Friday, March 23, 2007

Here's an analysis I haven't heard.

[Don't mind the quote of a quote of a quote.]
Arthur Ekirch's The Decline of American Liberalism
by Sheldon Richman
While Ekirch writes glowingly of the rise of liberalism in colonial America (without ignoring the contradictions of chattel slavery and the oppression of Indians), he underscores a "shift in emphasis" that occurred during the Revolution with its "encroachment of a new spirit of nationalism and Americanism upon the older, local frontiers of colonial days. He quotes historian Vernon L. Parrington, who wrote that the Revolution "marked the turning point in American development; the checking of the long movement of decentralization and the beginning of a counter movement of centralization.... The history of the rise of the coercive state in America, with the ultimate arrest of all centrifugal tendencies, was implicit in that momentous counter movement."
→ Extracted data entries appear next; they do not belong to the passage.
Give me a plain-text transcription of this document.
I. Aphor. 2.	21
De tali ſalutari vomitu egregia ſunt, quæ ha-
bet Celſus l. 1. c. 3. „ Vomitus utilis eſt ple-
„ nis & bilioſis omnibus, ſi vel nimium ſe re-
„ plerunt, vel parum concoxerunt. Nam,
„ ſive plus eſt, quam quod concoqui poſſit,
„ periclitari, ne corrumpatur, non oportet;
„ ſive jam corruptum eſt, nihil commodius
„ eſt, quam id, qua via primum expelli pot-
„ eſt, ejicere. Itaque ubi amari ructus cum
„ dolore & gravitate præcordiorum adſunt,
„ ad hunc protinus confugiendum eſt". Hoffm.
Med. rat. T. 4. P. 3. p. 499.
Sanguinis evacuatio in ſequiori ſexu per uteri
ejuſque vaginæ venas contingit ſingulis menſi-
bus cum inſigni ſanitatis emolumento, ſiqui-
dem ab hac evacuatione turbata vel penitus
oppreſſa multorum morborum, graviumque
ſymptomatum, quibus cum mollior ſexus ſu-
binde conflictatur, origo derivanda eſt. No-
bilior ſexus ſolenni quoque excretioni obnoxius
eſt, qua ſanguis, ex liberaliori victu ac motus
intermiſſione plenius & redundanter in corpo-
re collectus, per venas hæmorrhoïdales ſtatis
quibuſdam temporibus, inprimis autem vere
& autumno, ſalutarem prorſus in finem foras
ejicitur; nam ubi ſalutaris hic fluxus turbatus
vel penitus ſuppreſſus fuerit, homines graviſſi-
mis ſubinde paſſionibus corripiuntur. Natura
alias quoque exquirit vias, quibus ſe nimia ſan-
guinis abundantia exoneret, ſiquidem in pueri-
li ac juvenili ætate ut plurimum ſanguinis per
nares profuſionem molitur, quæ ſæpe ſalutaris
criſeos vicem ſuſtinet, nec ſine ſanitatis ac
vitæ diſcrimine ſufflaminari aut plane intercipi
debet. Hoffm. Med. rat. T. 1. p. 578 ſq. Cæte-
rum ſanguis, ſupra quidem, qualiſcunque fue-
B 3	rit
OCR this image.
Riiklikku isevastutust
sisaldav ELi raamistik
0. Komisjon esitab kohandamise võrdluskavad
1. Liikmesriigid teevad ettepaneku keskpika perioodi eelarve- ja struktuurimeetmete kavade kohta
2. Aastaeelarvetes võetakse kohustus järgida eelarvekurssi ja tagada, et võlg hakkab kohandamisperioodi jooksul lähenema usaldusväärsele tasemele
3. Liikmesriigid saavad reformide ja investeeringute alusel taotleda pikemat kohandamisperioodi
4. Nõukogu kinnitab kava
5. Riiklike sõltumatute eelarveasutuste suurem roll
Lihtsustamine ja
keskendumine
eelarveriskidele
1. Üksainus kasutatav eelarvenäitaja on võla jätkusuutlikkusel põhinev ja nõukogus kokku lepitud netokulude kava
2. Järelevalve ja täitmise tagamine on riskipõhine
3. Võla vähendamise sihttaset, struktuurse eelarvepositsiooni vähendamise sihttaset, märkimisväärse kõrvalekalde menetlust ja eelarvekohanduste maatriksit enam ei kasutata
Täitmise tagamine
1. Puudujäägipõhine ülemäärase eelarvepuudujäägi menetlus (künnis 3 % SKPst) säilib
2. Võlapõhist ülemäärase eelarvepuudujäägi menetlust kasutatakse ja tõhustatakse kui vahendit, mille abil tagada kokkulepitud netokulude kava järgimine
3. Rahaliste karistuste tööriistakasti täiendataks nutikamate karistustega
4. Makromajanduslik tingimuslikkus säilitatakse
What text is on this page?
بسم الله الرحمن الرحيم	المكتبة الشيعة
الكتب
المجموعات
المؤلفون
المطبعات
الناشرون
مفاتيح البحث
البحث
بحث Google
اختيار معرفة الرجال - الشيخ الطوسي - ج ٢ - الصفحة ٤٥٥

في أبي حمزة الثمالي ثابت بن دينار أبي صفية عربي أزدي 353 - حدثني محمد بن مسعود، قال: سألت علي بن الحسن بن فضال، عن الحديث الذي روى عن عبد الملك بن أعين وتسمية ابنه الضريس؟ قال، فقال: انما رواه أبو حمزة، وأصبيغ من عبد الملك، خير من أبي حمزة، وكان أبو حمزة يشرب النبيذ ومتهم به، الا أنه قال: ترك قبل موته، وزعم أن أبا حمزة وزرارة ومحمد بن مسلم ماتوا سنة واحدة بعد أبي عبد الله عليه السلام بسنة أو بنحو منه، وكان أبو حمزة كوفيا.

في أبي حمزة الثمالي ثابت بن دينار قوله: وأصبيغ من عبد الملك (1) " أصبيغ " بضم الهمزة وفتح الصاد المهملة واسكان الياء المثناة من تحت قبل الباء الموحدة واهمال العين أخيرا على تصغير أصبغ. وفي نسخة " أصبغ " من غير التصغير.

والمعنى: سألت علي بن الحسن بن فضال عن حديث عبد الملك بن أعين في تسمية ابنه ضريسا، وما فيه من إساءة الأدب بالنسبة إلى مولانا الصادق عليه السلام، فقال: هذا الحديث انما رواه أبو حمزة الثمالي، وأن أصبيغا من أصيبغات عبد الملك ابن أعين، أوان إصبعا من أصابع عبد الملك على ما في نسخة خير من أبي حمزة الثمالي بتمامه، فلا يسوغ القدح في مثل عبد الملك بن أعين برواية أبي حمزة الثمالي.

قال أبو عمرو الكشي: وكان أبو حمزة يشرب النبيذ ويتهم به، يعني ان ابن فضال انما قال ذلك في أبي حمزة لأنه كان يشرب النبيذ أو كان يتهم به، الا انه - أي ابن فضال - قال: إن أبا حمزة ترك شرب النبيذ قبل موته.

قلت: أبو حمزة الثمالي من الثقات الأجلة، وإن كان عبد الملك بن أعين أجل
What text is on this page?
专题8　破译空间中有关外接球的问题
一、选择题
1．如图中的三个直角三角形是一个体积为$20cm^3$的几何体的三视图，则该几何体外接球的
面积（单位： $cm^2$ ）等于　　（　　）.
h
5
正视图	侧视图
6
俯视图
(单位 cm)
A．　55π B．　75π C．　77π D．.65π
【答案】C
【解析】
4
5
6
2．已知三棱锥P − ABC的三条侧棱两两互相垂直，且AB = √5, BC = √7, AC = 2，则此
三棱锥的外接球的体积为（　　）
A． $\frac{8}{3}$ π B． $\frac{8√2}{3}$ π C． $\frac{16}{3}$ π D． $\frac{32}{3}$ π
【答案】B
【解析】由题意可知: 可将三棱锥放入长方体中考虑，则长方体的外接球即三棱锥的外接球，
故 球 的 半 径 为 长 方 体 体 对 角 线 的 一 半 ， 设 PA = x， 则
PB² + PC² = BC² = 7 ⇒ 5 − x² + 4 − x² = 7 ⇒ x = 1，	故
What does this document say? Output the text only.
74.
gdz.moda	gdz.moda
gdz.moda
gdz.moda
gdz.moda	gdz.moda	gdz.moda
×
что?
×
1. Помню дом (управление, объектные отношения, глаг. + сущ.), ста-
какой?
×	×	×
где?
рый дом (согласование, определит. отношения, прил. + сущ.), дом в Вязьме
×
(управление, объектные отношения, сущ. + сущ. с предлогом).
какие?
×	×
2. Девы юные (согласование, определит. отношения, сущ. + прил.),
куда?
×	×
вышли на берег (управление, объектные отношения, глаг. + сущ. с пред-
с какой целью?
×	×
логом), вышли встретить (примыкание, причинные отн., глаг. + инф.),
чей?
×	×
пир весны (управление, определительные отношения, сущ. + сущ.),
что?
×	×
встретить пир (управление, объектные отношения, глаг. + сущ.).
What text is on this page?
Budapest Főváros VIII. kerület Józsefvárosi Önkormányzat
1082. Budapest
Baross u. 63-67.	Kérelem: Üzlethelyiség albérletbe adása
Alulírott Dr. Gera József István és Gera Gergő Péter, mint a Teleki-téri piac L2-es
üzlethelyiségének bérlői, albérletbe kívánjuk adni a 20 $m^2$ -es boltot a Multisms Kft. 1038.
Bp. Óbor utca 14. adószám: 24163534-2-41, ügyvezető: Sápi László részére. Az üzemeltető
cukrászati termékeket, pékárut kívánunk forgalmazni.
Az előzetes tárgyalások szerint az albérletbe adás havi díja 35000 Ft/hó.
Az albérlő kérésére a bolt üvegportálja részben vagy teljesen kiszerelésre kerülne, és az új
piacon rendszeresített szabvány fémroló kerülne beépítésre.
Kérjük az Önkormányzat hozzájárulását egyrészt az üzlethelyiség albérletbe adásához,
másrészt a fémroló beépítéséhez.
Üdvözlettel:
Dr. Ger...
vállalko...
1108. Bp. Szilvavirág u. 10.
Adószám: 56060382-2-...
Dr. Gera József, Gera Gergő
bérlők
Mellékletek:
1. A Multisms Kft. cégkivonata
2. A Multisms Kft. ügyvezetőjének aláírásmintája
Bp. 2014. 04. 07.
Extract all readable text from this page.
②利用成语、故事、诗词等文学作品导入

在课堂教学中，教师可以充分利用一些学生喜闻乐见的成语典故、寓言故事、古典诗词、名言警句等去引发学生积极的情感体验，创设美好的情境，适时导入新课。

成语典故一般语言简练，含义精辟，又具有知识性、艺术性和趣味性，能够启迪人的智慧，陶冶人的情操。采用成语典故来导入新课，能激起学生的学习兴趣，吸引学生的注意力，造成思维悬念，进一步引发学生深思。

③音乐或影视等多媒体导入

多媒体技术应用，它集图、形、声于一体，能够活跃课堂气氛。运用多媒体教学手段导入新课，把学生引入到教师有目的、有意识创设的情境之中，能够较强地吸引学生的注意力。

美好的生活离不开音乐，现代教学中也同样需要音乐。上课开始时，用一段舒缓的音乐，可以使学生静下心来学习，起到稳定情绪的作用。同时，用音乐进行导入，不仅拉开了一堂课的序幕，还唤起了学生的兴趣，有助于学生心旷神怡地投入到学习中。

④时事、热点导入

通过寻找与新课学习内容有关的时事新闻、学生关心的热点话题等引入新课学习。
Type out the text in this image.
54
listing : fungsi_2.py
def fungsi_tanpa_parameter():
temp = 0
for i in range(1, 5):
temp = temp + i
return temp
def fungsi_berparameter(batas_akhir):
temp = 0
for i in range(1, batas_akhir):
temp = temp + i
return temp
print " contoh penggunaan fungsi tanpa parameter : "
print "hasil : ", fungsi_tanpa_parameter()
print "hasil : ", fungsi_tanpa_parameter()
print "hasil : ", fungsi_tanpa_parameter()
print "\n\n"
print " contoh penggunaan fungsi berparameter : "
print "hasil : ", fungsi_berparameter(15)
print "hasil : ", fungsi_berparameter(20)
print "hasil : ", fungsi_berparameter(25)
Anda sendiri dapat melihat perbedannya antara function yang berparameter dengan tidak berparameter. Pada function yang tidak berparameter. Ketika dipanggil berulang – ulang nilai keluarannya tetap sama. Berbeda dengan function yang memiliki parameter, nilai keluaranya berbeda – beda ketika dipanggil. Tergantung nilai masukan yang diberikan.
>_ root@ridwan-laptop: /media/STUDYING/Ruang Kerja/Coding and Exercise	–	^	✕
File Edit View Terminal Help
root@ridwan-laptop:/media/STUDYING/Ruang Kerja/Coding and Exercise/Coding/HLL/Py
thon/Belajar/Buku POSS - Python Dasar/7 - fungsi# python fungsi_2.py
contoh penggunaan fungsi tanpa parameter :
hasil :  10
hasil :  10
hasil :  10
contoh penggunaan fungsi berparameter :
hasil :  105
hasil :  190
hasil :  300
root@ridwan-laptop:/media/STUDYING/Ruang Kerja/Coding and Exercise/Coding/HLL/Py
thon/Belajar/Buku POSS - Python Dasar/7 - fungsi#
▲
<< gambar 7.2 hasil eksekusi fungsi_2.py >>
I've heard people complain that American Consumer Culture is the natural outgrowth of The Founders' glorification of Property, but I never thought that hit the mark. Of course I think the rights of property are more important than any concept of equality and I am, apparently, uniquely untempted by the sin of envy. [Hubris, on the other hand...]

I've also heard "liberals" decry the birth of this nation in bloodshed (like that's unique), explaining our crime rates and gun-ownship by it. Missing the mark again.

No, I can see this development in history and I also lament it. Nice to have an idea where it came from.